Sejurus kemudian air mata kembali menganaksungai di pelupuk netra milik Hasna.
“Maafkan aku tak jujur padamu,” lanjut Ilham lirih, “Aku… aku takut kehilanganmu, Hasna. Tak ada wanita yang rela dimadu, aku tahu. Tapi, aku tak punya pilihan…”“Dan Mas memilih berbohong dan menjadikan aku madu, begitu?” potong Hasna cepat.

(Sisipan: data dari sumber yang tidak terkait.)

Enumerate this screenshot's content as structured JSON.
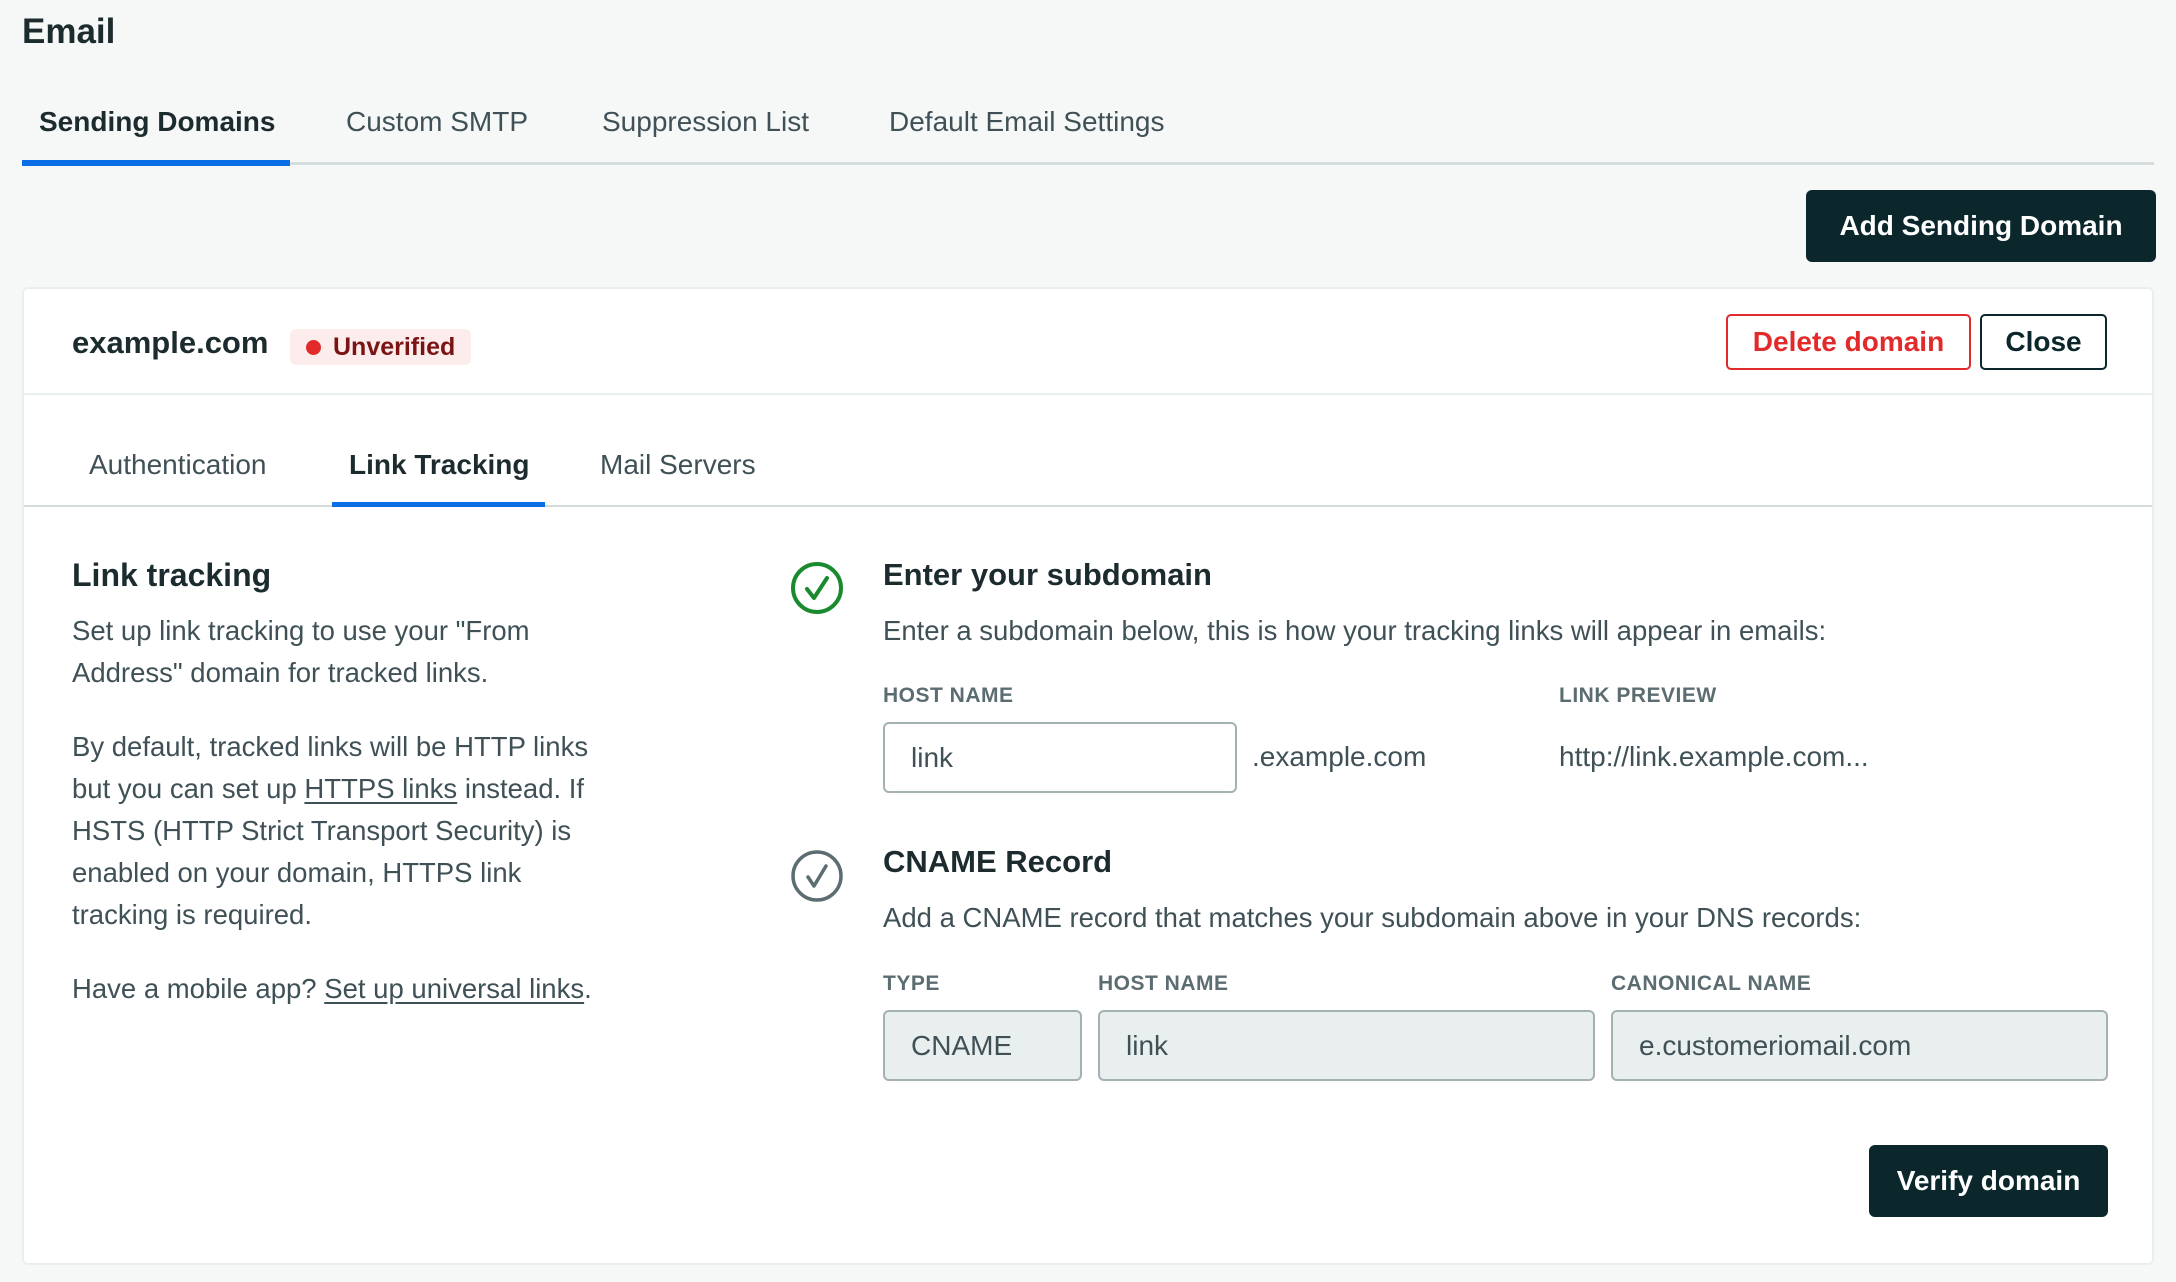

Ilham terdiam. Ia mengulum bibirnya dan membuang pandangan ke jendela. Otaknya berpikir keras berusaha menemukan kata yang bisa menjelaskan semua tanpa harus menyakiti wanita yang ia cinta di hadapannya. Ia pun tak menemukan apapun selain kebuntuan.
“Maafkan aku…”
“Sudah berapa lama Mas menikahi wanita itu sebelum bertemu denganku?” selidik Hasna sambil menahan perih dalam hati.
“Tujuh tahun,” jawab Ilham jujur.
Ia sadar tak ada pilihan lain selain menceritakan semua kebenarannya pada Hasna. Maka, ia pun menguatkan diri dan bersiap menerima luapan emosi. Ia tak mau memikirkan kemungkinan terburuk, Hasna akan meninggalkannya karena ini. Itu akan benar-benar menghancurkan perasaannya jika terjadi. Ilham berusaha menjaga api pengharapannya agar tak padam.

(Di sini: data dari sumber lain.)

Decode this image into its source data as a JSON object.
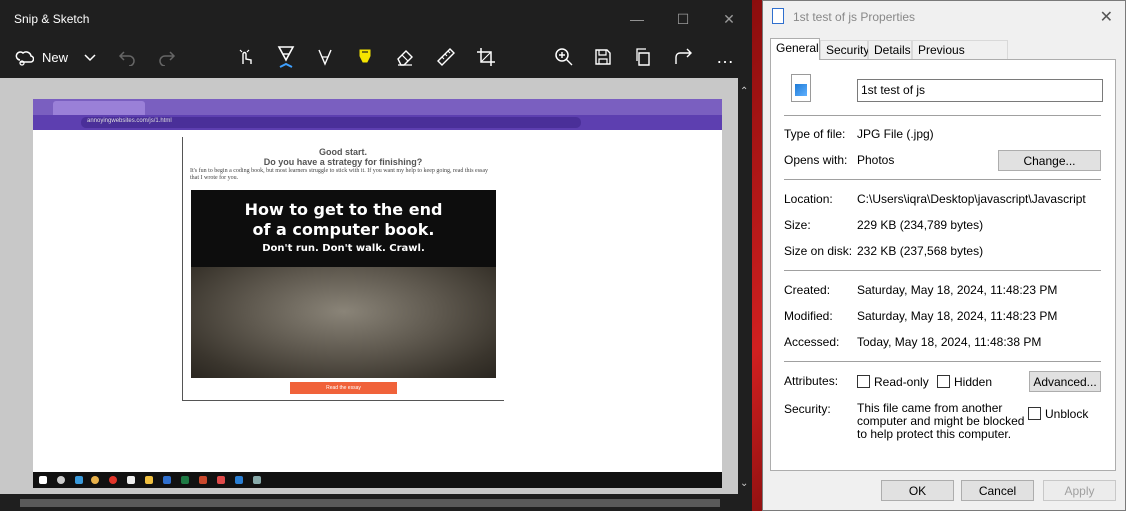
{
  "snip": {
    "title": "Snip & Sketch",
    "new_label": "New",
    "screenshot": {
      "url": "annoyingwebsites.com/js/1.html",
      "heading1": "Good start.",
      "heading2": "Do you have a strategy for finishing?",
      "paragraph": "It's fun to begin a coding book, but most learners struggle to stick with it. If you want my help to keep going, read this essay that I wrote for you.",
      "banner_title1": "How to get to the end",
      "banner_title2": "of a computer book.",
      "banner_subtitle": "Don't run. Don't walk. Crawl.",
      "button_label": "Read the essay"
    }
  },
  "props": {
    "title": "1st test of js Properties",
    "tabs": [
      "General",
      "Security",
      "Details",
      "Previous Versions"
    ],
    "file_name": "1st test of js",
    "type_label": "Type of file:",
    "type_value": "JPG File (.jpg)",
    "opens_label": "Opens with:",
    "opens_value": "Photos",
    "change_label": "Change...",
    "location_label": "Location:",
    "location_value": "C:\\Users\\iqra\\Desktop\\javascript\\Javascript",
    "size_label": "Size:",
    "size_value": "229 KB (234,789 bytes)",
    "disk_label": "Size on disk:",
    "disk_value": "232 KB (237,568 bytes)",
    "created_label": "Created:",
    "created_value": "Saturday, May 18, 2024, 11:48:23 PM",
    "modified_label": "Modified:",
    "modified_value": "Saturday, May 18, 2024, 11:48:23 PM",
    "accessed_label": "Accessed:",
    "accessed_value": "Today, May 18, 2024, 11:48:38 PM",
    "attributes_label": "Attributes:",
    "readonly_label": "Read-only",
    "hidden_label": "Hidden",
    "advanced_label": "Advanced...",
    "security_label": "Security:",
    "security_text": "This file came from another computer and might be blocked to help protect this computer.",
    "unblock_label": "Unblock",
    "ok_label": "OK",
    "cancel_label": "Cancel",
    "apply_label": "Apply"
  }
}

“Kau perlu tahu bahwa pernikahanku dengan Airin bukan keinginanku,” sambung Ilham.
Hasna terkejut. Ia tak mengira kalimat tadi akan didengarnya dari bibir Ilham. Ia pun kemudian terpana dengan penjelasan Ilham setelahnya. Suaminya itu bercerita bahwa almarhumah Ibunya meminta ia menikahi Airin sebagai bentuk balas budi. Ibunya Airin pernah menyelamatkan Ibunya Ilham saat terkena serangan jantung di jalan. Seijin Allah saat itu Ibunya Ilham terselamatkan. Setelah pulih, keluarga mereka jadi dekat.
Suatu saat Ibunya Ilham mengutarakan niatnya untuk menjodohkannya dengan Airin. Awalnya Ilham mengaku menolak, tapi tiba-tiba Ibunya jatuh sakit. Cukup parah. Ibu Ilham pun berwasiat ingin melihatnya menikah dengan Airin sebelum meninggal. Ilham akhirnya tak sanggup menolak.
Pandangan Ilham menerawang. Satu-satu kenangan berjejalan ke dalam memorinya. Setelah menghela napas panjang, ia pun melanjutkan,
“Bahkan Ibu membuatku bersumpah bahwa apapun yang terjadi aku tak boleh menceraikan Airin. Alasannya? Karena ia pernah merasakan pedihnya perceraian. Ia tak mau aku atau siapapun merasakan kepedihan yang sama. Tak lama setelah aku menikah, Ibu meninggal.” Ilham berhenti sejenak. Sayup-sayup suara tawa Adam di pekarangan belakang beradu dengan sedihnya memori masa lalu.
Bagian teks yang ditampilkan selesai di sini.